Would be that your CapEx spending, essentially, is in no small part within your SG&A line.
Just to make it maybe a little bit more apples-to-apples.
When we see SG&A down as much as we did this quarter which, which was a great number, where are these investments to sustain this growth coming from?
- Chairman and CEO
They come from the people that we have, the markets we serve and the strategies we employ and the governance that we provide and that's the ongoing nature of having high value human assets that are really focused on building strategic relationships with end users around the world.
Not capital intensive customers that are totally dependent on distribution for their lifelines for product sales.
- Analyst
Okay.
That's fair.
The last question is this.
I know that is convert really gnaws it you.
- Chairman and CEO
It doesn't gnaw at us.
It was the best thing we ever did.
If we would have been in a situation when that was issued at $24 and we would have take another $200 million of debt on our balance sheet, I would not have been able to work with that much debt as a function of training EBITDA.
When we acquired Neptune, we paid $500 million for a company and that was 4.2 times our trailing EBITDA to sign the purchase.
That was a very big acquisition.
And we didn't have a rated debt prior that to that.

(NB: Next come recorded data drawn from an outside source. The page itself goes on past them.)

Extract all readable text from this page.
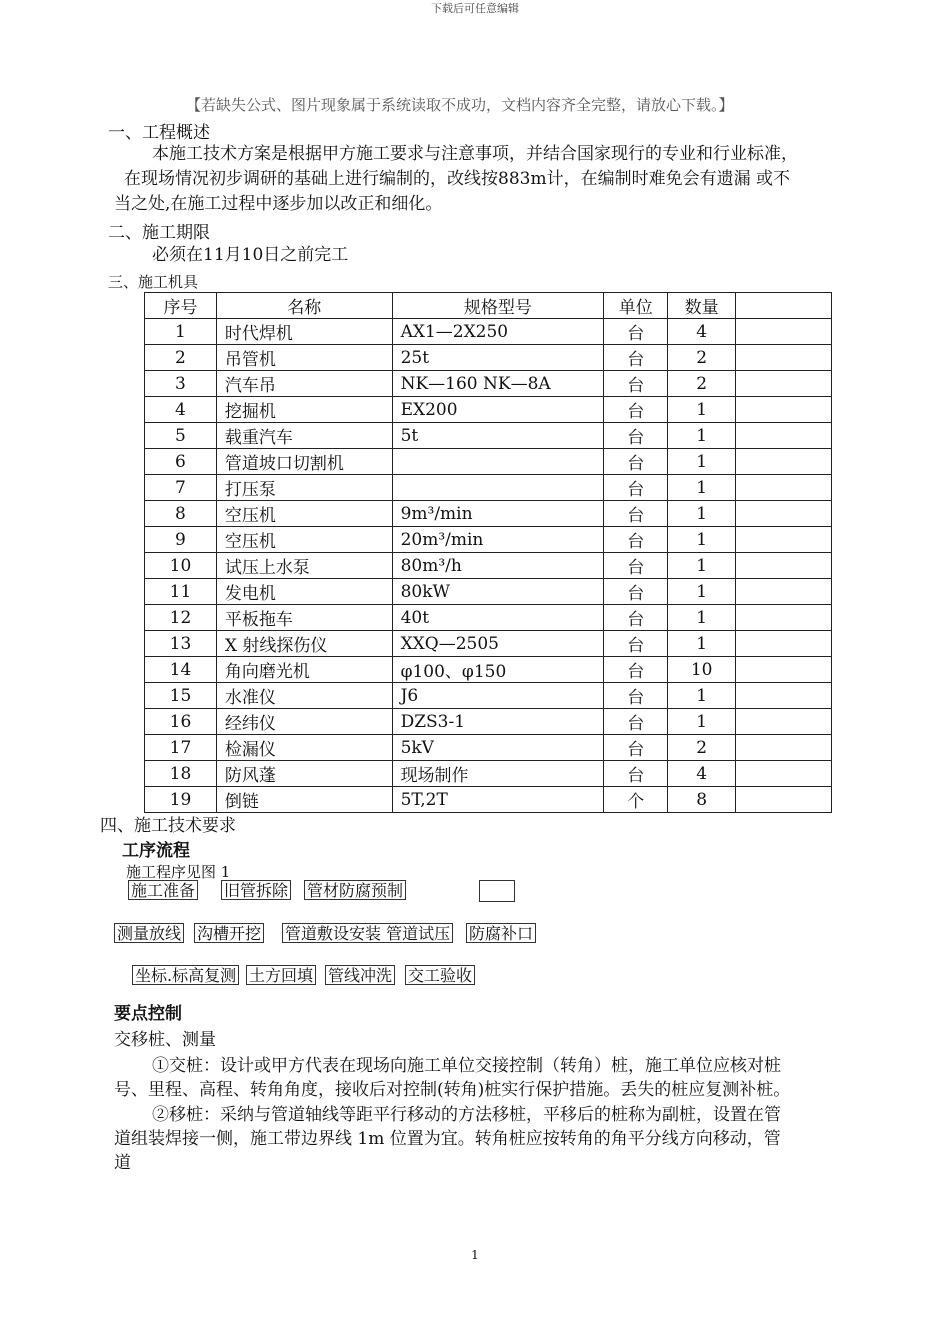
下载后可任意编辑
【若缺失公式、图片现象属于系统读取不成功，文档内容齐全完整，请放心下载。】
一、工程概述
本施工技术方案是根据甲方施工要求与注意事项，并结合国家现行的专业和行业标准，
在现场情况初步调研的基础上进行编制的，改线按883m计，在编制时难免会有遗漏 或不
当之处,在施工过程中逐步加以改正和细化。
二、施工期限
必须在11月10日之前完工
三、施工机具
序号	名称	规格型号	单位	数量	
1	时代焊机	AX1—2X250	台	4	
2	吊管机	25t	台	2	
3	汽车吊	NK—160 NK—8A	台	2	
4	挖掘机	EX200	台	1	
5	载重汽车	5t	台	1	
6	管道坡口切割机		台	1	
7	打压泵		台	1	
8	空压机	9m³/min	台	1	
9	空压机	20m³/min	台	1	
10	试压上水泵	80m³/h	台	1	
11	发电机	80kW	台	1	
12	平板拖车	40t	台	1	
13	X 射线探伤仪	XXQ—2505	台	1	
14	角向磨光机	φ100、φ150	台	10	
15	水准仪	J6	台	1	
16	经纬仪	DZS3-1	台	1	
17	检漏仪	5kV	台	2	
18	防风蓬	现场制作	台	4	
19	倒链	5T,2T	个	8	
四、施工技术要求
工序流程
施工程序见图 1
施工准备 旧管拆除 管材防腐预制
测量放线 沟槽开挖 管道敷设安装 管道试压 防腐补口
坐标.标高复测 土方回填 管线冲洗 交工验收
要点控制
交移桩、测量
①交桩：设计或甲方代表在现场向施工单位交接控制（转角）桩，施工单位应核对桩
号、里程、高程、转角角度，接收后对控制(转角)桩实行保护措施。丢失的桩应复测补桩。
②移桩：采纳与管道轴线等距平行移动的方法移桩，平移后的桩称为副桩，设置在管
道组装焊接一侧，施工带边界线 1m 位置为宜。转角桩应按转角的角平分线方向移动，管
道
1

We needed a balanced approach.
A little bit of equity, a little bit convertibles and some debt to get us into the kind of background capital structure we needed.
We accomplished it and the results speak for themselves.
- Analyst
Okay, actually there is a last question.
Dynisco operating margin, that appears to have been a negative mix drag on energy.

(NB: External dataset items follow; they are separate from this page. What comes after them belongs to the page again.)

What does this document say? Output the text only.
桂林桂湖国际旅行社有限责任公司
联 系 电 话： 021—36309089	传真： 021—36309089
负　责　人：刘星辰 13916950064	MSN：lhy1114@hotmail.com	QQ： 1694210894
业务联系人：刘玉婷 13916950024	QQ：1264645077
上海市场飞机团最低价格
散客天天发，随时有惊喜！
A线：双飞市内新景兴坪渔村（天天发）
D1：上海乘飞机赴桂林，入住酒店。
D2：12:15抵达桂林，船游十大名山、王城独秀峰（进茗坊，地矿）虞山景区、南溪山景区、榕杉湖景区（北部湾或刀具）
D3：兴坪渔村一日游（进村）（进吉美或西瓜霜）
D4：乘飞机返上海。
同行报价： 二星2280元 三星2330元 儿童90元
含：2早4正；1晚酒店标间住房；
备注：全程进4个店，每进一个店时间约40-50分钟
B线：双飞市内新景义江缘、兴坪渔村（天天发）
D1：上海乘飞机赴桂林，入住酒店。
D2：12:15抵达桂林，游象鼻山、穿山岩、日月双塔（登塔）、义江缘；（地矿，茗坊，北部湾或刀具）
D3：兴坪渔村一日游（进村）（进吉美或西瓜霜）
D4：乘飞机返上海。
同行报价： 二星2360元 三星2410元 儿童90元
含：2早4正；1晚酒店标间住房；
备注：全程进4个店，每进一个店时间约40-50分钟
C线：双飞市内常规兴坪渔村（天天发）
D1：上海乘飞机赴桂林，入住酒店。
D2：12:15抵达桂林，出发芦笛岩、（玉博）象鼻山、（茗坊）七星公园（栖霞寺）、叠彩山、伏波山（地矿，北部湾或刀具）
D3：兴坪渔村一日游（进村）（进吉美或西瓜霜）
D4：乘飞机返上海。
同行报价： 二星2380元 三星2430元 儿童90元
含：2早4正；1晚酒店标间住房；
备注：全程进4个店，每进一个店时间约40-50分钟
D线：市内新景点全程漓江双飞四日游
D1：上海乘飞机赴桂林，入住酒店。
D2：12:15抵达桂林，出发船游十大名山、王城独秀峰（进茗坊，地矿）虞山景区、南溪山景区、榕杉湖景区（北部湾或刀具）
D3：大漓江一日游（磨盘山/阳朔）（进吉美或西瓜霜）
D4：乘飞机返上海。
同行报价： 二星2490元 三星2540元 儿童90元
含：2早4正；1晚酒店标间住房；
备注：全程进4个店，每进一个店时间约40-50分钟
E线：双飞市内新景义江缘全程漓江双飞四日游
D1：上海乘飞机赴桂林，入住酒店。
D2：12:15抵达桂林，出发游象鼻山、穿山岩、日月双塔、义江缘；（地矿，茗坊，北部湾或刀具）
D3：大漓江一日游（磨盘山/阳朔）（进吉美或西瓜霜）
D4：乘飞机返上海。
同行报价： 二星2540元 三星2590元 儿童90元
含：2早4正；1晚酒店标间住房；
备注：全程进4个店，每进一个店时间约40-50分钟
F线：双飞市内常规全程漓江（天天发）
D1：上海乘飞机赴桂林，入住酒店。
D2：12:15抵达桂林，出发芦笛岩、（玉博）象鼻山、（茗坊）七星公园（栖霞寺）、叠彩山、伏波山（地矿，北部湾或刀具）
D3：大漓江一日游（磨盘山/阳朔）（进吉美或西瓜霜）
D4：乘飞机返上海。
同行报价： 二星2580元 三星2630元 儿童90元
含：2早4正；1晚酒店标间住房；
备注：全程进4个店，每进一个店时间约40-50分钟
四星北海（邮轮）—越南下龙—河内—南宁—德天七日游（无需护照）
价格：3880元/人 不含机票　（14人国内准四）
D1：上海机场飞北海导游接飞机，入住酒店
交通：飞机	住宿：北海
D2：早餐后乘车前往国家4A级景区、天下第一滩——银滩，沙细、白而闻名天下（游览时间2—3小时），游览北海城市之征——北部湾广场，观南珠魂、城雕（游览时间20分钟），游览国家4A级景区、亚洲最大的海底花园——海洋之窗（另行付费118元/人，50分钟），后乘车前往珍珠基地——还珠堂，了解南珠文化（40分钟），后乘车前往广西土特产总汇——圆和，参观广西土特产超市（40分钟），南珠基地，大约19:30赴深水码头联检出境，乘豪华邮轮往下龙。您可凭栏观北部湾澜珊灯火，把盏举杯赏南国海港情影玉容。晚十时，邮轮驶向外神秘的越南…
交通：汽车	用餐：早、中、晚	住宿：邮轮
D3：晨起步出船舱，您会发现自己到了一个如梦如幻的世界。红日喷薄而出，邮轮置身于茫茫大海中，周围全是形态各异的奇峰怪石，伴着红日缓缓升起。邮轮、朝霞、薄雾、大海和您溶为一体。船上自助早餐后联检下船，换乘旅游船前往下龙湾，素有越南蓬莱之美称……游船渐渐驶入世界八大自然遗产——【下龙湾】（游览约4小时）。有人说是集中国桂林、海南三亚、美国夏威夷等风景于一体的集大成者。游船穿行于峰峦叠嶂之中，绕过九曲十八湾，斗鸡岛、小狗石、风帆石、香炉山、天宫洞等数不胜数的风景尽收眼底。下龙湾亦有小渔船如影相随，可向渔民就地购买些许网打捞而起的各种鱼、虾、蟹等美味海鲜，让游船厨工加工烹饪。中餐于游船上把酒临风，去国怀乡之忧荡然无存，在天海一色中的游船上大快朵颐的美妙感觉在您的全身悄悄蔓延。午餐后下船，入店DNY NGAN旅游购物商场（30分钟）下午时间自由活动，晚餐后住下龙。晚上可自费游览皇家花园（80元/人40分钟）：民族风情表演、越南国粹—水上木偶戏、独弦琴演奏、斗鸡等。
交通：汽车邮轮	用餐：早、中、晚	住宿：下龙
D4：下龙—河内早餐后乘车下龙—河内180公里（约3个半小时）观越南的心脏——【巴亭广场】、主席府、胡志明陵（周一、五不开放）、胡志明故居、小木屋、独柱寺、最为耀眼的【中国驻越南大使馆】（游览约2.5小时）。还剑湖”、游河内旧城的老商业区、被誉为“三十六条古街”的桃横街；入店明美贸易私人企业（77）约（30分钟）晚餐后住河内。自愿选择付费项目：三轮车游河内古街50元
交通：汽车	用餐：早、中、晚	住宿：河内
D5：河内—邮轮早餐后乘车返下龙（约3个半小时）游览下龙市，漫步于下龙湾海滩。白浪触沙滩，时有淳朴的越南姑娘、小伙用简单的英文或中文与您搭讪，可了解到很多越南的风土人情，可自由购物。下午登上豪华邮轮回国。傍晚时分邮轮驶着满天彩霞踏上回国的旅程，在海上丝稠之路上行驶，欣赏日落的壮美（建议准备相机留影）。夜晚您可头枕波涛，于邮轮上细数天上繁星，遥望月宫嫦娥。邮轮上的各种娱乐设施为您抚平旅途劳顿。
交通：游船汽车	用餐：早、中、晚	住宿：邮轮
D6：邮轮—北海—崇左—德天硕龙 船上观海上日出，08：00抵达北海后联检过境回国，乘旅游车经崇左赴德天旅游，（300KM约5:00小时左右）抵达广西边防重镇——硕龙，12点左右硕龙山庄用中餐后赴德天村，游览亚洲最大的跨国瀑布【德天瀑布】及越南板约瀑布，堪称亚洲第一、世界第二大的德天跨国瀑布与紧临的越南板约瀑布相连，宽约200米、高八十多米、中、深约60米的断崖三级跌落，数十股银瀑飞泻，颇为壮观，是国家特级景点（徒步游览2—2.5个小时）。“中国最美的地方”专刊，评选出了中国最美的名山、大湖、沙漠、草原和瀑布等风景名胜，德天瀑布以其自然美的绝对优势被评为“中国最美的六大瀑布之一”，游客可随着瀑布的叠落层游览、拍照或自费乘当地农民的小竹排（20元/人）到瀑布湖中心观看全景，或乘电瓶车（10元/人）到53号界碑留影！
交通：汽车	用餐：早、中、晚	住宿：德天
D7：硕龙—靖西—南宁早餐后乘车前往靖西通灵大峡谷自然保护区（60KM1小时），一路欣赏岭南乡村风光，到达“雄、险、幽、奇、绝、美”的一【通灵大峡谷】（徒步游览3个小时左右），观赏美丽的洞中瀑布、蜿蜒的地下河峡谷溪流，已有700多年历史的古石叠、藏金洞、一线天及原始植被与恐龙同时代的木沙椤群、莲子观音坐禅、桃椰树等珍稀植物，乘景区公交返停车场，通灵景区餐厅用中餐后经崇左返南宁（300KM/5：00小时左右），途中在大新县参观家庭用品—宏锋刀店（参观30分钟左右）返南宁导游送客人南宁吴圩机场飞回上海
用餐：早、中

And I was wondering if you could elaborate to the extent that that was a negative in that business?
- Chairman and CEO
Yes, well what happens, is you get the intangible amortization of a non-cash item, which was in the quarter for Dynisco was $2 million or slightly above it.

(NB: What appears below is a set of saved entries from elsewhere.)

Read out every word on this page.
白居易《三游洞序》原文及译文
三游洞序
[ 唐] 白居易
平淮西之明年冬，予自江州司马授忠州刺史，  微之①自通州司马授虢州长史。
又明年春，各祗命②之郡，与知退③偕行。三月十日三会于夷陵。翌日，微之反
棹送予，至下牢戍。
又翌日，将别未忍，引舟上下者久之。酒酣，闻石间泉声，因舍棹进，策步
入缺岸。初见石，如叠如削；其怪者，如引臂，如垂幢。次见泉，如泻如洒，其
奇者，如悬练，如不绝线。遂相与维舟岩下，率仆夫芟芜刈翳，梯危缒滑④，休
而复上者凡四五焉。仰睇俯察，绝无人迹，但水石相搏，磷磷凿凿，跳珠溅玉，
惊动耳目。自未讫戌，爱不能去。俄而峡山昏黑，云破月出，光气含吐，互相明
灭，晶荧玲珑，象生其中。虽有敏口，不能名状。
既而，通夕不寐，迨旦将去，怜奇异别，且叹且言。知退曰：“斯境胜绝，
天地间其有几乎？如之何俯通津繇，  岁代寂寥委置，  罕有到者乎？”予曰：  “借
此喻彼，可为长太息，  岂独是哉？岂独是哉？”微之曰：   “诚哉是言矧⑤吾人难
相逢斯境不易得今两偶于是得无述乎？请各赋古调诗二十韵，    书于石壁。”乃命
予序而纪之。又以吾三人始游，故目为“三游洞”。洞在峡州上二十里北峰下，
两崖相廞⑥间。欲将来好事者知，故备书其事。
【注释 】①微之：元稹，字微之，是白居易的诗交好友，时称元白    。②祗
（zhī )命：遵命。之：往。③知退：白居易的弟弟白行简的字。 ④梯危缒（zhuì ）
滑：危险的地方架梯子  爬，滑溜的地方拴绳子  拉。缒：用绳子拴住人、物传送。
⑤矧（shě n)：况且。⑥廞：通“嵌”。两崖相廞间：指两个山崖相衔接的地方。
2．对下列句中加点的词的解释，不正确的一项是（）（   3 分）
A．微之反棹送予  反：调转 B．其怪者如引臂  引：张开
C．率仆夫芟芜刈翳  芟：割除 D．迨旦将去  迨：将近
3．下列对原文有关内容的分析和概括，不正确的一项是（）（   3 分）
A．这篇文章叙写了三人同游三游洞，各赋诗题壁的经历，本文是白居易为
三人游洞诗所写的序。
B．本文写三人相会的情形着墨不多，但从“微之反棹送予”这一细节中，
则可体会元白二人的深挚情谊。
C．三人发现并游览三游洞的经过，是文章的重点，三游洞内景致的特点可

And then you've got the inventory step-up.
So you had $3 million of noncash exposure in the energy segment because of Dynisco and AC in the quarter.
- Analyst
But the $2 million stays?
- Chairman and CEO
Yes.
The amort.
will stay, the noncash amort., yes.
- Analyst
Very good.
Thank you.
Operator
We'll take our next question from Christopher Glynn with CIBC.
- Analyst
I have a question on investments as well.
I know the CapEx is low.
But in terms of --you talk a lot about different cross pollination opportunities in the portfolio, leveraging acquisitions and a lot of new product introductions.
So, is there an opportunity to step-up the investment in the sales force to really push all of these opportunities?
- Chairman and CEO
I think if you look at our SG&A expense, you see we spend a lot of money developing direct sales forces to reach our end users throughout the world.
So, additional cost in the SG&A area is not required.
- Analyst
And on the Roda acquisition, how would you rate revenue synergies opportunity in terms of, what do you like better?
Do you -- that gives you better access into the oil sands or taking their stuff more global?
- Chairman and CEO
Both should be really good.
They have a dominant position in their home base, in oil sand, so I -- as for the business growth, they will continue to growth.
But their growth will be predicated on our ability take their products globally.
We'll get some internal synergies from having the people who contact Roda directly.
We give Roda a broader application of balance and controls for applications, so they will sell more of our product.
Their product is so pre-eminent that they don't have virtually a sales force -- you call and you ask for this by brand because it's a regulatory requirement to have a certain kind of technology.
And they have that, so, they don't have much competition.
- Analyst
Got you.
Thanks very much.
- Chairman and CEO
You're welcome.
Operator
That concludes today's question-and-answer session.
I'll return the call back to John Humphrey for any additional or closing remarks.
- CFO
Thank you, Matt.
And thank you everyone for joining us this morning.
I will be available for later on.
And of course, all of the information that we just went through is available on replay that you can dial into.
Thanks to everyone and we'll talk on to you again in three months.
Operator
Thank you, that does conclude today's conference call, you may disconnect at any time.